Menurut Bayu, sang vokalis sekaligus pencipta lagu-lagu 63 KG, tak ada yang salah dengan indi atau major label. Apapun jalurnya, itu adalah option yang sama. Dengan catatan, label tidak mempengaruhi proses berkarya. “Sementara ini kita masih nyaman di Indi. Nyaman dari bentuk musik, bahasa,” tegasnya. Bogie, penggebuk drum, bahkan mengaku sempat ditawari kerjasama oleh sebuah major label. Namun 63 KG belum berencana berpindah dari jalur indi.”Kita sendiri menganggap indi adalah freedom, merdeka. Ini yang ingin kita rasakan dulu. Semasih bisa sendiri, sendiri dulu,” Bayu menjelaskan.

Semua personil 63 KG, memang hidup dari bermusik. Namun mereka tak sepenuhnya bergantung pada 63 KG. Semua personil 63 KG merupakan “pengamen” di kafe-kafe yang betebaran di Bali. “63 KG adalah proyek kreativitas. Proyek bersama dari satu ide. Ada satu visi, satu persepsi. Satu kesukaan,” begitu Bayu. Memilih jalur Indi, diakui tak mudah. “Ya, kita capek-capek sendiri. Perjalanan lebih lambat. Ngerjain apa-apa sendiri. Manajemen juga kita kerjain sendiri. Masalah finansial juga. Dari teman yang benar-benar support,” tambah Bayu. Meski berat, namun 63 KG berupaya untuk tetap bertahan di jalur indie. “Ingin ngerasain kebebasan dulu sekarang,” seloroh Bogie.

Dalam berkarya, 63 KG memang terlihat cukup pilih-pilih. Tak semua tawaran konser diterima. Tak heran bila dalam sebulan, belum tentu 63 KG manggung di suatu even. “Tahun kemarin banyak. Sekarang kita agak membatasi,” jelas Agung Krisna, sang manager. Dikatakan, pihaknya sekarang mencoba untuk bersikap professional. Termasuk dalam urusan honor. “Kita sih nggak matok harga tinggi. Cuma ngasi batasan minimal saja,” jelas Agung tanpa mau menyebut nominal.

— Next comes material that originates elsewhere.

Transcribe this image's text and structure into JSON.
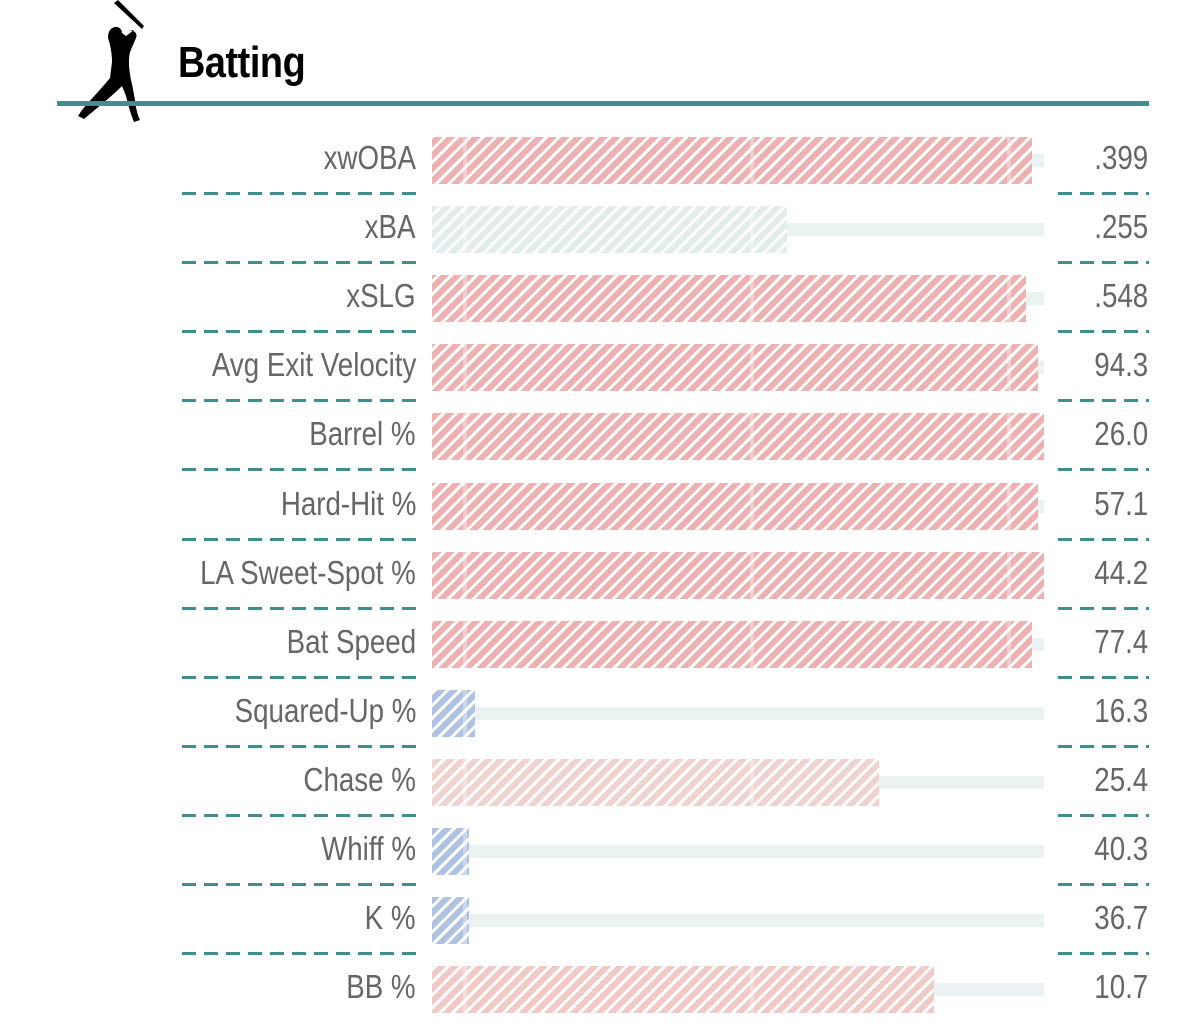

Untuk bisa sukses di pasar, 63 KG mencoba untuk menawarkan sesuatu yang lain kepada peminat musik. Dari sembilan lagu yang ditampilkan di album pertama, hanya satu lagu berbahasa Indonesia. Selebihnya berbahasa Inggris. Bahkan lagu andalan mereka, Your Are Beautiful, yang bercerita soal kecantikan wanita, sukses masuk ke MTV Asia.

Pemilihan lagu bahasa inggris, menurut Bogie, disebabkan karena sudah terlalu banyak lagu berbahasa Indonesia. “Kita ingin buat pesan untuk yang lebih global. Agar semua orang tahu,” cerita Bogie, tentang album pertama yang memberi pesan kepada masyarakat untuk bangkit dari keterpurukan paska bom Bali.

Tentang aliran musik, personil 63 KG sendiri mengaku tidak punya aliran khusus. “Kritikus bilang, musik kita roots. Mengambil dari akar-akar musik itu sendiri. Jadi ada blues, country, dan lainnya,” jelas Bogie. Musik yang ditampilkan 63 KG mendapat banyak pengaruh dari British Rock dan American Volk Rock. “Artinya, kita nggak milih aliran. Setelah dengar materi lagu, ngalir aja. Orang yang menilai. Yang penting, kita coba berkarya. Yang penting pesan kita sampai,” tambahnya.

Belajar dari album pertama, 63 KG bertekad untuk tampil lebih baik di album kedua yang tengah digarap. Disadari, banyak kelemahan di album pertama, mengingat minimnya budget. “emarin kan budget kita mepet. Kita hemat. Jadi buatnya yang penting layak didengar. Jadi kita sendiri belum puas dengan album pertama. Dari komposisi musik juga, lebih kita pertegas di album sekarang,” jelas Bogie tentang rencana album baru yang akan dilaunching akhir Desember ini.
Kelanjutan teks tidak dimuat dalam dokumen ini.